Jusque-là, c'était une foule de manifestants anonymes. Depuis hier, la résistance iranienne a un visage, celui de Neda, morte par balle samedi à Téhéran et dont on a vu l'agonie comme si on y était, dans une vidéo largement diffusée sur l'internet.

En début de journée, hier, Neda Agha-Soltan était donc une image, celle d'une jeune femme de 26 ans dont on voit d'abord les yeux. Des yeux révulsés qui bientôt s'éteindront alors qu'autour d'elle des gens appuient désespérément sur sa poitrine pour tenter de stopper l'hémorragie. C'est déjà trop tard. S'écoulant à grands flots de sa bouche et de son nez, son sang se répand partout sur le pavé, le tout capté par un téléphone cellulaire.

Pour les uns, Neda, c'est la Jeanne d'Arc iranienne; pour les autres, la martyre de la résistance, une martyre 2.0, a même titré l'hebdomadaire français L'Express pour bien illustrer sa fin très publique et démultipliée dans tous les sites internet. Une martyre qui porte le jean et le foulard noir imposé aux femmes dans le régime islamiste iranien.

Dans une déclaration très sentie, hier, Reza Pahlavi, le fils de l'ancien shah d'Iran, a dit qu'il considérait désormais Neda comme l'une de ses filles. "Je garderai pour toujours une photo d'elle avec moi, dans mon portefeuille."

Selon les agences de presse, les autorités, conscientes de la force de ce nouveau symbole, ont exigé de la famille qu'elle ne tienne aucune cérémonie funèbre, qu'elle ne parle pas publiquement et qu'elle retire les bannières noires de deuil à l'extérieur de la maison. Les amis de Neda ne se sont pas tus pour autant.
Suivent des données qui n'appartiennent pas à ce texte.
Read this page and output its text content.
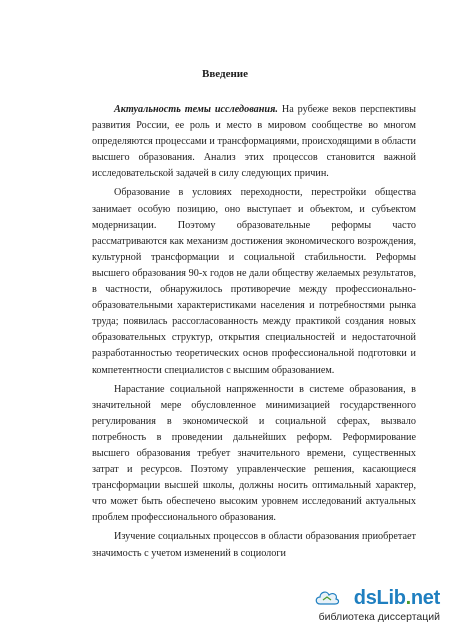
Введение

Актуальность темы исследования. На рубеже веков перспективы развития России, ее роль и место в мировом сообществе во многом определяются процессами и трансформациями, происходящими в области высшего образования. Анализ этих процессов становится важной исследовательской задачей в силу следующих причин.

Образование в условиях переходности, перестройки общества занимает особую позицию, оно выступает и объектом, и субъектом модернизации. Поэтому образовательные реформы часто рассматриваются как механизм достижения экономического возрождения, культурной трансформации и социальной стабильности. Реформы высшего образования 90-х годов не дали обществу желаемых результатов, в частности, обнаружилось противоречие между профессионально-образовательными характеристиками населения и потребностями рынка труда; появилась рассогласованность между практикой создания новых образовательных структур, открытия специальностей и недостаточной разработанностью теоретических основ профессиональной подготовки и компетентности специалистов с высшим образованием.

Нарастание социальной напряженности в системе образования, в значительной мере обусловленное минимизацией государственного регулирования в экономической и социальной сферах, вызвало потребность в проведении дальнейших реформ. Реформирование высшего образования требует значительного времени, существенных затрат и ресурсов. Поэтому управленческие решения, касающиеся трансформации высшей школы, должны носить оптимальный характер, что может быть обеспечено высоким уровнем исследований актуальных проблем профессионального образования.

Изучение социальных процессов в области образования приобретает значимость с учетом изменений в социологи

dsLib.net
библиотека диссертаций
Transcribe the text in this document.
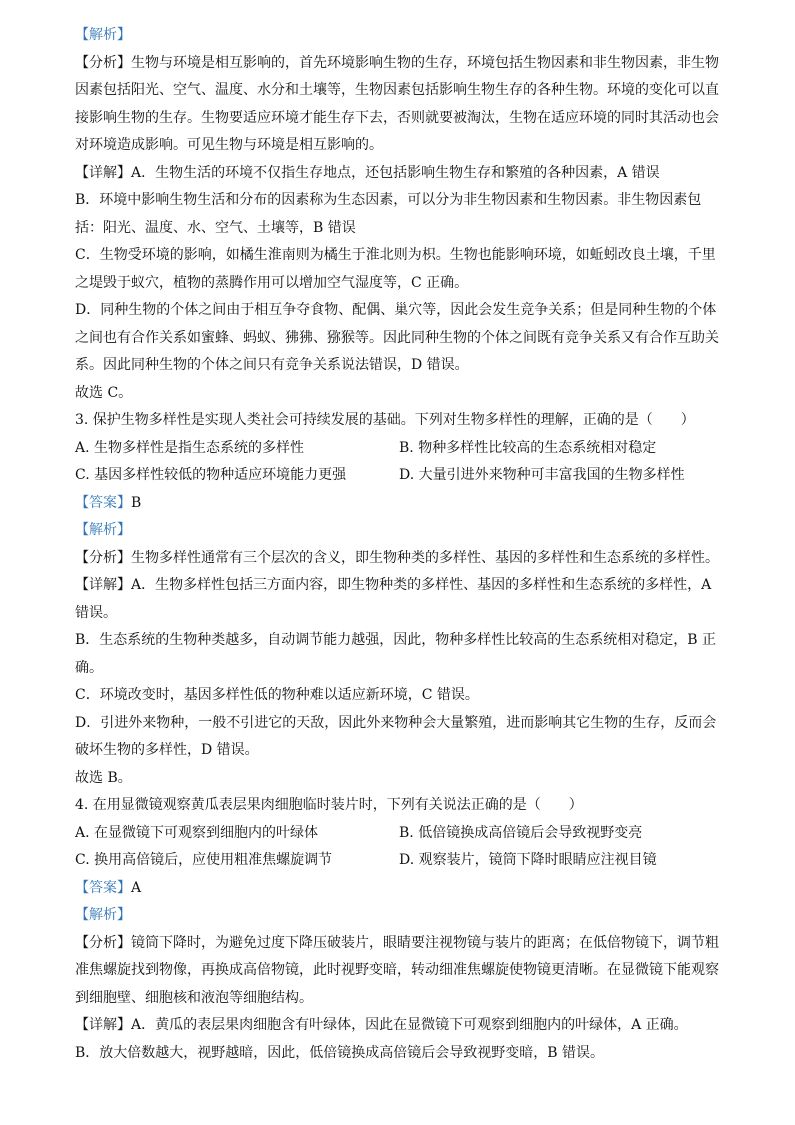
【解析】
【分析】生物与环境是相互影响的，首先环境影响生物的生存，环境包括生物因素和非生物因素，非生物
因素包括阳光、空气、温度、水分和土壤等，生物因素包括影响生物生存的各种生物。环境的变化可以直
接影响生物的生存。生物要适应环境才能生存下去，否则就要被淘汰，生物在适应环境的同时其活动也会
对环境造成影响。可见生物与环境是相互影响的。
【详解】A．生物生活的环境不仅指生存地点，还包括影响生物生存和繁殖的各种因素，A 错误
B．环境中影响生物生活和分布的因素称为生态因素，可以分为非生物因素和生物因素。非生物因素包
括：阳光、温度、水、空气、土壤等，B 错误
C．生物受环境的影响，如橘生淮南则为橘生于淮北则为枳。生物也能影响环境，如蚯蚓改良土壤，千里
之堤毁于蚁穴，植物的蒸腾作用可以增加空气湿度等，C 正确。
D．同种生物的个体之间由于相互争夺食物、配偶、巢穴等，因此会发生竞争关系；但是同种生物的个体
之间也有合作关系如蜜蜂、蚂蚁、狒狒、猕猴等。因此同种生物的个体之间既有竞争关系又有合作互助关
系。因此同种生物的个体之间只有竞争关系说法错误，D 错误。
故选 C。
3. 保护生物多样性是实现人类社会可持续发展的基础。下列对生物多样性的理解，正确的是（　　）
A. 生物多样性是指生态系统的多样性	B. 物种多样性比较高的生态系统相对稳定
C. 基因多样性较低的物种适应环境能力更强	D. 大量引进外来物种可丰富我国的生物多样性
【答案】B
【解析】
【分析】生物多样性通常有三个层次的含义，即生物种类的多样性、基因的多样性和生态系统的多样性。
【详解】A．生物多样性包括三方面内容，即生物种类的多样性、基因的多样性和生态系统的多样性，A
错误。
B．生态系统的生物种类越多，自动调节能力越强，因此，物种多样性比较高的生态系统相对稳定，B 正
确。
C．环境改变时，基因多样性低的物种难以适应新环境，C 错误。
D．引进外来物种，一般不引进它的天敌，因此外来物种会大量繁殖，进而影响其它生物的生存，反而会
破坏生物的多样性，D 错误。
故选 B。
4. 在用显微镜观察黄瓜表层果肉细胞临时装片时，下列有关说法正确的是（　　）
A. 在显微镜下可观察到细胞内的叶绿体	B. 低倍镜换成高倍镜后会导致视野变亮
C. 换用高倍镜后，应使用粗准焦螺旋调节	D. 观察装片，镜筒下降时眼睛应注视目镜
【答案】A
【解析】
【分析】镜筒下降时，为避免过度下降压破装片，眼睛要注视物镜与装片的距离；在低倍物镜下，调节粗
准焦螺旋找到物像，再换成高倍物镜，此时视野变暗，转动细准焦螺旋使物镜更清晰。在显微镜下能观察
到细胞壁、细胞核和液泡等细胞结构。
【详解】A．黄瓜的表层果肉细胞含有叶绿体，因此在显微镜下可观察到细胞内的叶绿体，A 正确。
B．放大倍数越大，视野越暗，因此，低倍镜换成高倍镜后会导致视野变暗，B 错误。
Avec trois de ses amis, la jeune Iranienne se rendait donc manifester peu après 18h30, samedi. Comme ils étaient pris dans un gros bouchon de circulation, Hamid Panahi, qui était le professeur de musique de Neda, est sorti de la voiture pour prendre un peu d'air et se délier les jambes. Il a alors entendu un bruit, s'est retourné et il a vu Neda, effondrée par terre. "Elle n'avait pas le moindre caillou dans la main, mais ils l'ont abattue. Il a suffi d'une seule balle", a-t-il dit.

Sur la vidéo, on entend un homme aux cheveux gris - possiblement Panahi - répéter et répéter: "N'aie pas peur, n'aie pas peur, n'aie pas peur, Neda chérie, n'aie pas peur". Neda aurait tout juste eu le temps de dire que ça lui brûlait, que ça lui brûlait terriblement. On aurait tenté de la transporter à l'hôpital, mais elle était déjà morte.

Récupération?

Selon le Los Angeles Times, Neda Agha-Soltan serait née à Téhéran, d'un père qui travaille au gouvernement et d'une mère au foyer. Deuxième de trois enfants, elle avait étudié la philosophie islamique à l'Université Azad de Téhéran et travaillait dans l'industrie touristique. Elle avait un peu voyagé. Il y a à peine deux mois, elle était en Turquie, profitant de vacances au bord de la Méditerranée. Elle adorait la musique populaire perse et était elle-même une excellente chanteuse.

Elle était fiancée à Kaspeen Makan, qui a tenu hier à rectifier quelques faits. Neda n'était pas une activiste, a-t-il insisté. C'était une électrice qui militait pour la liberté, tout simplement. M. Makan a dénoncé la récupération qui a été faite de la mort de sa fiancée, alléguant que la photo la montrant portant le bandeau vert caractéristique des partisans du candidat Mir Hossein Mousavi était truquée. "Elle ne militait pour aucun camp. Elle était pour son pays, pour que son pays fasse un pas en avant."

Un Iranien en exil, un certain Hamed, s'est présenté au journal britannique The Guardian comme étant celui qui aurait posté la vidéo sur l'internet. Il discutait dans le site Facebook avec un ami qui lui aurait raconté que sa femme venait tout juste de rentrer à la maison, les vêtements couverts du sang d'une jeune femme. D'appels en courriels, Hamed aurait été mis en contact avec un Iranien qui possédait la vidéo et qui lui aurait demandé de la poster sur l'internet.